Worsening symptoms/able to do less
Someone in this situation would understandably think that a change of circumstances claim would be a good idea. It certainly can be but such problems will not always lead to more points. Take Washing and bathing as an example; suppose that you scored 2 points for needing an aid or appliance for this activity, but in addition to needing a grab rail, you now need help to wash your hair as you cannot lift your arms, if you look at the test (see the score sheet that follows this article) you will find that the need for an aid and the need for help to wash your hair are both ways to score the same 2 points for this activity. This brings us back to what is a relevant change of circumstances and to answer that, you need to know where you should score points and compare this with where you did score points.

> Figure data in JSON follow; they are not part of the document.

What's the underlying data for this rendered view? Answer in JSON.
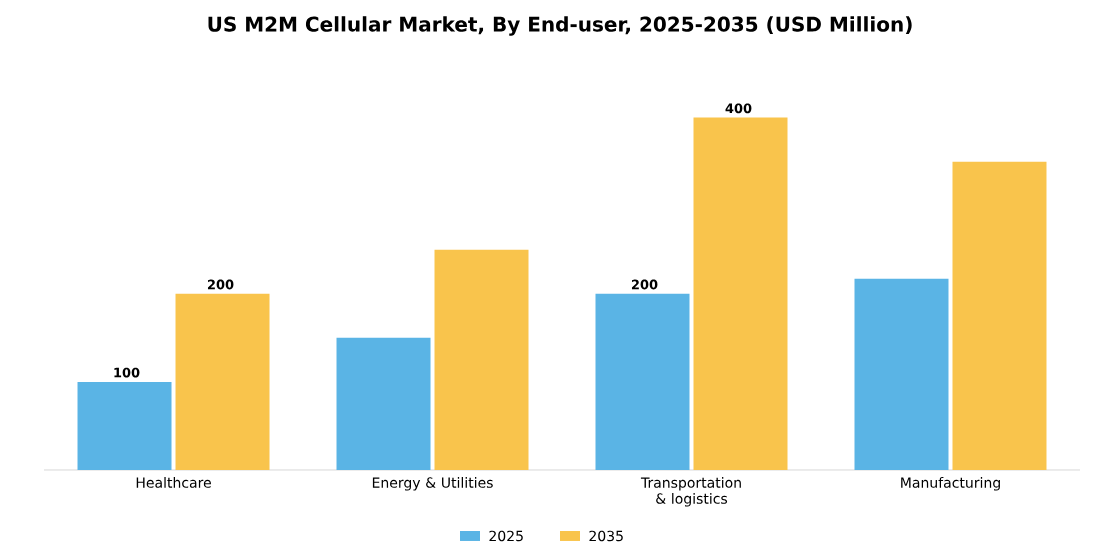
{
  "chart_data": {
    "type": "bar",
    "title": "US M2M Cellular Market, By End-user, 2025-2035 (USD Million)",
    "categories": [
      "Healthcare",
      "Energy & Utilities",
      "Transportation & logistics",
      "Manufacturing"
    ],
    "series": [
      {
        "name": "2025",
        "color": "#5ab4e5",
        "values": [
          100,
          150,
          200,
          217
        ],
        "value_labels": [
          "100",
          null,
          "200",
          null
        ]
      },
      {
        "name": "2035",
        "color": "#f9c44c",
        "values": [
          200,
          250,
          400,
          350
        ],
        "value_labels": [
          "200",
          null,
          "400",
          null
        ]
      }
    ],
    "legend": "bottom",
    "grid": false,
    "tick_labels": "x"
  }
}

Do you risk losing points awarded last time?
The Department certainly has the power to leave things as they are, to award additional points or to take away some or all of your points. Generally speaking, this will only happen where the evidence points that way. A mistake made time and again is where someone believes that the existing problems and points are safe and ringfenced and they just focus on what has changed. This has led to some or all of their points being lost, where it need not have happened. You are starting with a clean slate and everything needs to re-stated and explained, not just the new problem or what has got worse.
Changes in the law
Not an obvious one but this may surprise you. I cannot think of a change to the PIP test but new decisions on PIP are made by the Upper Tribunal every week and some of these can have a significant impact. You will see from the following score sheet that there are just two descriptors in the entire test which have an odd number of points attached to them but you are no better off with 6 points or 7 – still no award, you need 8 points for an award. Similarly, neither 10 or 11 points will give you the enhanced rate; you would need the other odd point, which could make a huge difference. I mention this because your existing award could have been made before the assessors and decision makers began to properly apply the Upper Tribunal decision that scores 3 points under Washing and bathing. 2 points is a common award and the wording for the descriptor that scores 3 points has not changed; it is just that Judge Rowley clarified what the wording meant and how it should be applied. It does not matter whether your home has a bath, the issue is whether you could get in and out of a standard bath (without any aids such as grab rails, bath boards, steps, etc) without assistance from another person. If this describes you, then you ought to score 3 rather than the usual 2 points. If that takes you from 7 points to 8 and an award of standard rate, or from 11 to 12, then clearly that is relevant to you. You would probably need to justify your change of circumstances claim by saying that there had been a change in how a medical condition affects you.
What if my award was just wrong
It probably was wrong. I would say that with a large majority of people, someone experienced would be able to go through the test with you and point out where additional points should have been scored. Yes, that means that a lot of people who did not get an award or who were awarded standard rate, should have had an award or a higher award. As above, you would probably need to say that your needs had increased to have a change of circumstances claim carried out. Remember though that if less than 13 months have gone by since the date on the decision letter, then you may be able to get the decision changed right back to the date of claim, not needing to do a change of circumstances claim at all.